Just "cut" in a random location (rotate the deck a random amount), then split the deck roughly in half (add a bit of random variation), then "flip them together" back to front by alternately taking 1 or 2 (randomly, add a small chance of 3, so maybe 50% 1, 40% 2 and 10% 3) from each side till there are no cards left to shuffle. Then repeat 8 times or so (there's a certain minimum number of times that ensures good randomness)
If you are asking why your proposed shuffling method is insecure: I don't know, and that's why I would never use that.
Asking "why not do X?" is entirely not paranoid enough for security. If you want to propose an algorithm, start with trying to prove the security claims of the algorithm. In this case, you'd need to prove that your algorithm creates a permutation that is indistinguishable from random. If you can't prove it, it's highly probable that your algorithm doesn't create a random permutation and someone will figure out how to break it.
I'll point out that we already have proven shuffling algorithms[1] and they're obviously faster than what you've proposed. So the simple answer to your question is "Because it's unproven and slower than proven algorithms."
[1] https://en.wikipedia.org/wiki/Fisher%E2%80%93Yates_shuffle
My method may not suffer as much from those drawbacks, but you're right, without testing it thoroughly, there's no way to know and it should not be relied upon instead of F-Y.

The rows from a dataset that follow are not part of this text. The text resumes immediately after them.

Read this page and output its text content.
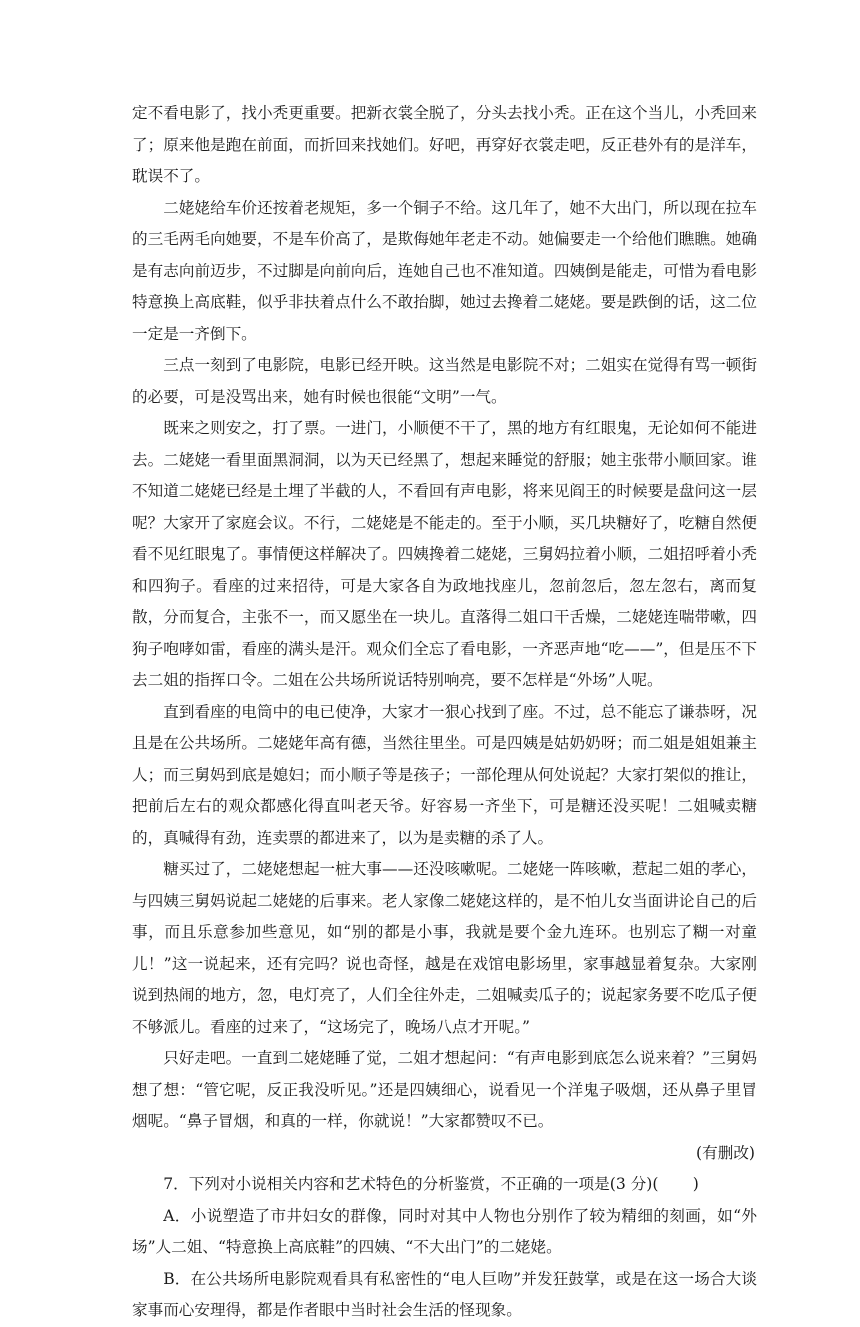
定不看电影了，找小秃更重要。把新衣裳全脱了，分头去找小秃。正在这个当儿，小秃回来了；原来他是跑在前面，而折回来找她们。好吧，再穿好衣裳走吧，反正巷外有的是洋车，耽误不了。

二姥姥给车价还按着老规矩，多一个铜子不给。这几年了，她不大出门，所以现在拉车的三毛两毛向她要，不是车价高了，是欺侮她年老走不动。她偏要走一个给他们瞧瞧。她确是有志向前迈步，不过脚是向前向后，连她自己也不准知道。四姨倒是能走，可惜为看电影特意换上高底鞋，似乎非扶着点什么不敢抬脚，她过去搀着二姥姥。要是跌倒的话，这二位一定是一齐倒下。

三点一刻到了电影院，电影已经开映。这当然是电影院不对；二姐实在觉得有骂一顿街的必要，可是没骂出来，她有时候也很能“文明”一气。

既来之则安之，打了票。一进门，小顺便不干了，黑的地方有红眼鬼，无论如何不能进去。二姥姥一看里面黑洞洞，以为天已经黑了，想起来睡觉的舒服；她主张带小顺回家。谁不知道二姥姥已经是土埋了半截的人，不看回有声电影，将来见阎王的时候要是盘问这一层呢？大家开了家庭会议。不行，二姥姥是不能走的。至于小顺，买几块糖好了，吃糖自然便看不见红眼鬼了。事情便这样解决了。四姨搀着二姥姥，三舅妈拉着小顺，二姐招呼着小秃和四狗子。看座的过来招待，可是大家各自为政地找座儿，忽前忽后，忽左忽右，离而复散，分而复合，主张不一，而又愿坐在一块儿。直落得二姐口干舌燥，二姥姥连喘带嗽，四狗子咆哮如雷，看座的满头是汗。观众们全忘了看电影，一齐恶声地“吃——”，但是压不下去二姐的指挥口令。二姐在公共场所说话特别响亮，要不怎样是“外场”人呢。

直到看座的电筒中的电已使净，大家才一狠心找到了座。不过，总不能忘了谦恭呀，况且是在公共场所。二姥姥年高有德，当然往里坐。可是四姨是姑奶奶呀；而二姐是姐姐兼主人；而三舅妈到底是媳妇；而小顺子等是孩子；一部伦理从何处说起？大家打架似的推让，把前后左右的观众都感化得直叫老天爷。好容易一齐坐下，可是糖还没买呢！二姐喊卖糖的，真喊得有劲，连卖票的都进来了，以为是卖糖的杀了人。

糖买过了，二姥姥想起一桩大事——还没咳嗽呢。二姥姥一阵咳嗽，惹起二姐的孝心，与四姨三舅妈说起二姥姥的后事来。老人家像二姥姥这样的，是不怕儿女当面讲论自己的后事，而且乐意参加些意见，如“别的都是小事，我就是要个金九连环。也别忘了糊一对童儿！”这一说起来，还有完吗？说也奇怪，越是在戏馆电影场里，家事越显着复杂。大家刚说到热闹的地方，忽，电灯亮了，人们全往外走，二姐喊卖瓜子的；说起家务要不吃瓜子便不够派儿。看座的过来了，“这场完了，晚场八点才开呢。”

只好走吧。一直到二姥姥睡了觉，二姐才想起问：“有声电影到底怎么说来着？”三舅妈想了想：“管它呢，反正我没听见。”还是四姨细心，说看见一个洋鬼子吸烟，还从鼻子里冒烟呢。“鼻子冒烟，和真的一样，你就说！”大家都赞叹不已。

(有删改)

7．下列对小说相关内容和艺术特色的分析鉴赏，不正确的一项是(3 分)( )

A．小说塑造了市井妇女的群像，同时对其中人物也分别作了较为精细的刻画，如“外场”人二姐、“特意换上高底鞋”的四姨、“不大出门”的二姥姥。

B．在公共场所电影院观看具有私密性的“电人巨吻”并发狂鼓掌，或是在这一场合大谈家事而心安理得，都是作者眼中当时社会生活的怪现象。
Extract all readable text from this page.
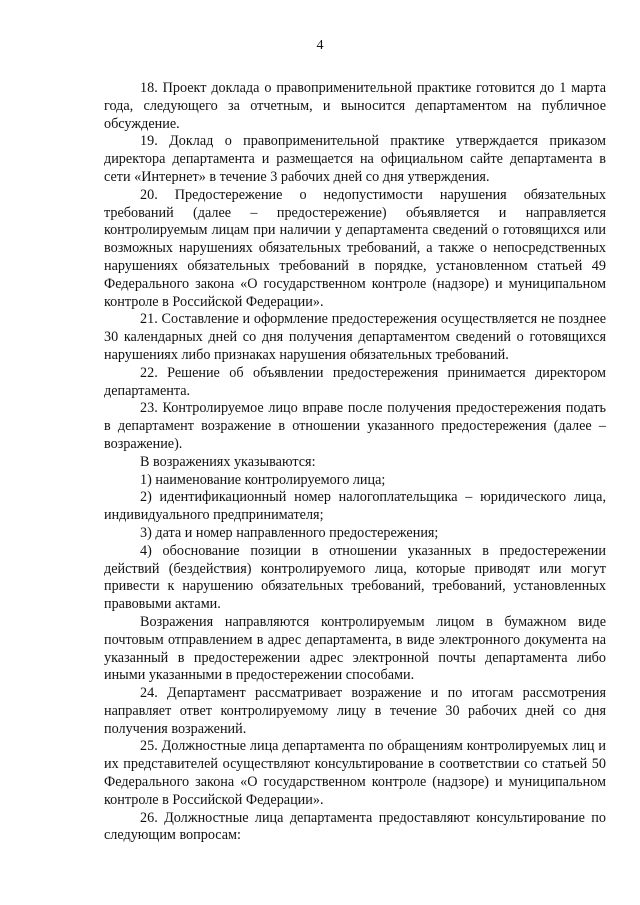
4

18. Проект доклада о правоприменительной практике готовится до 1 марта года, следующего за отчетным, и выносится департаментом на публичное обсуждение.

19. Доклад о правоприменительной практике утверждается приказом директора департамента и размещается на официальном сайте департамента в сети «Интернет» в течение 3 рабочих дней со дня утверждения.

20. Предостережение о недопустимости нарушения обязательных требований (далее – предостережение) объявляется и направляется контролируемым лицам при наличии у департамента сведений о готовящихся или возможных нарушениях обязательных требований, а также о непосредственных нарушениях обязательных требований в порядке, установленном статьей 49 Федерального закона «О государственном контроле (надзоре) и муниципальном контроле в Российской Федерации».

21. Составление и оформление предостережения осуществляется не позднее 30 календарных дней со дня получения департаментом сведений о готовящихся нарушениях либо признаках нарушения обязательных требований.

22. Решение об объявлении предостережения принимается директором департамента.

23. Контролируемое лицо вправе после получения предостережения подать в департамент возражение в отношении указанного предостережения (далее – возражение).

В возражениях указываются:

1) наименование контролируемого лица;

2) идентификационный номер налогоплательщика – юридического лица, индивидуального предпринимателя;

3) дата и номер направленного предостережения;

4) обоснование позиции в отношении указанных в предостережении действий (бездействия) контролируемого лица, которые приводят или могут привести к нарушению обязательных требований, требований, установленных правовыми актами.

Возражения направляются контролируемым лицом в бумажном виде почтовым отправлением в адрес департамента, в виде электронного документа на указанный в предостережении адрес электронной почты департамента либо иными указанными в предостережении способами.

24. Департамент рассматривает возражение и по итогам рассмотрения направляет ответ контролируемому лицу в течение 30 рабочих дней со дня получения возражений.

25. Должностные лица департамента по обращениям контролируемых лиц и их представителей осуществляют консультирование в соответствии со статьей 50 Федерального закона «О государственном контроле (надзоре) и муниципальном контроле в Российской Федерации».

26. Должностные лица департамента предоставляют консультирование по следующим вопросам:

EDIT: My intuition was correct more or less. Doing it the way I described serves to "smear" any bias across the deck. Fascinating chatgpt convo on it: https://chatgpt.com/share/68bd103f-9188-8004-8cbc-86693a0d87...
Turns out that an even easier way is just to assign 128 bits of randomness to each card and sort them by that. Degrades gracefully from biased sources, apparently.
Yes.
Pretty much every modern language ships with a secure PRNG (which probably just calls /dev/urandom). A poker site probably has enough throughput to want to not block while waiting for /dev/urandom to build up entropy, so they might do something faster, but /dev/urandom is probably secure, it just might be a slower than a big poker site needs.
The non-evenly-diving divisor thing is a bit trickier, which is why standard libraries implement Fisher-Yates for you. But the solution is basically:
Using your PRNG, generate the number of bits you need. So if you need a number 0-51, generate 6 bits. 6 bits can hold 0-63. If you get a number in the range 52-63, discard that and generate a new 6-bit number with the PRNG.
If you need a number in an awkward range like 0-35, you'll need to discard a lot of numbers, but keep in mind this may still be faster than modular division which is pretty dang slow.
> My method may not suffer as much from those drawbacks, but you're right, without testing it thoroughly, there's no way to know and it should not be relied upon instead of F-Y.
That's very much not what I said.
"Testing it thoroughly" is not adequate. Start by proving the algorithm is correct. If you don't have a proof the algorithm works there's no reason to even start implementing it so there's nothing to test.
> EDIT: My intuition was correct more or less. Doing it the way I described serves to "smear" any bias across the deck. Fascinating chatgpt convo on it: https://chatgpt.com/share/68bd103f-9188-8004-8cbc-86693a0d87...
Jesus Christ, no. If you still believe anything ChatGPT says then security is not the field for you.
Also, maybe be less of an asshole next time. People are allowed to be wrong, that is the whole point of a discussion, and ridicule is not a counterargument.
/eyeroll
Unless I've missed something, you still seem to be under the very wrong impression that you've come up with a secure shuffling algorithm. You simply have not come up with a secure shuffling algorithm. The minimum viable evidence of security for an algorithm is mathematical proof and you don't have that, and you don't get to sit a the security table until you do. Put bluntly: mathematical proof or GTFO.
Yes, I'm gatekeeping, and there's a very good reason for that: we know from tens of thousands of bad attempts at secure algorithms that if there isn't a proof of security it very likely is not secure, with disastrous effects. It is not a kindness to let this sort of wrong information spread, and it's not assholish to be clear that it is wrong.
EDIT: Even if you want to add "probably" or some other qualifying word to your claims, "This shuffling algorithm is probably secure" is still wrong. No, that shuffling algorithm is probably not secure. I am sorry to be a hardass here, but the idea that this is an effective approach to security needs to be deleted from your mind.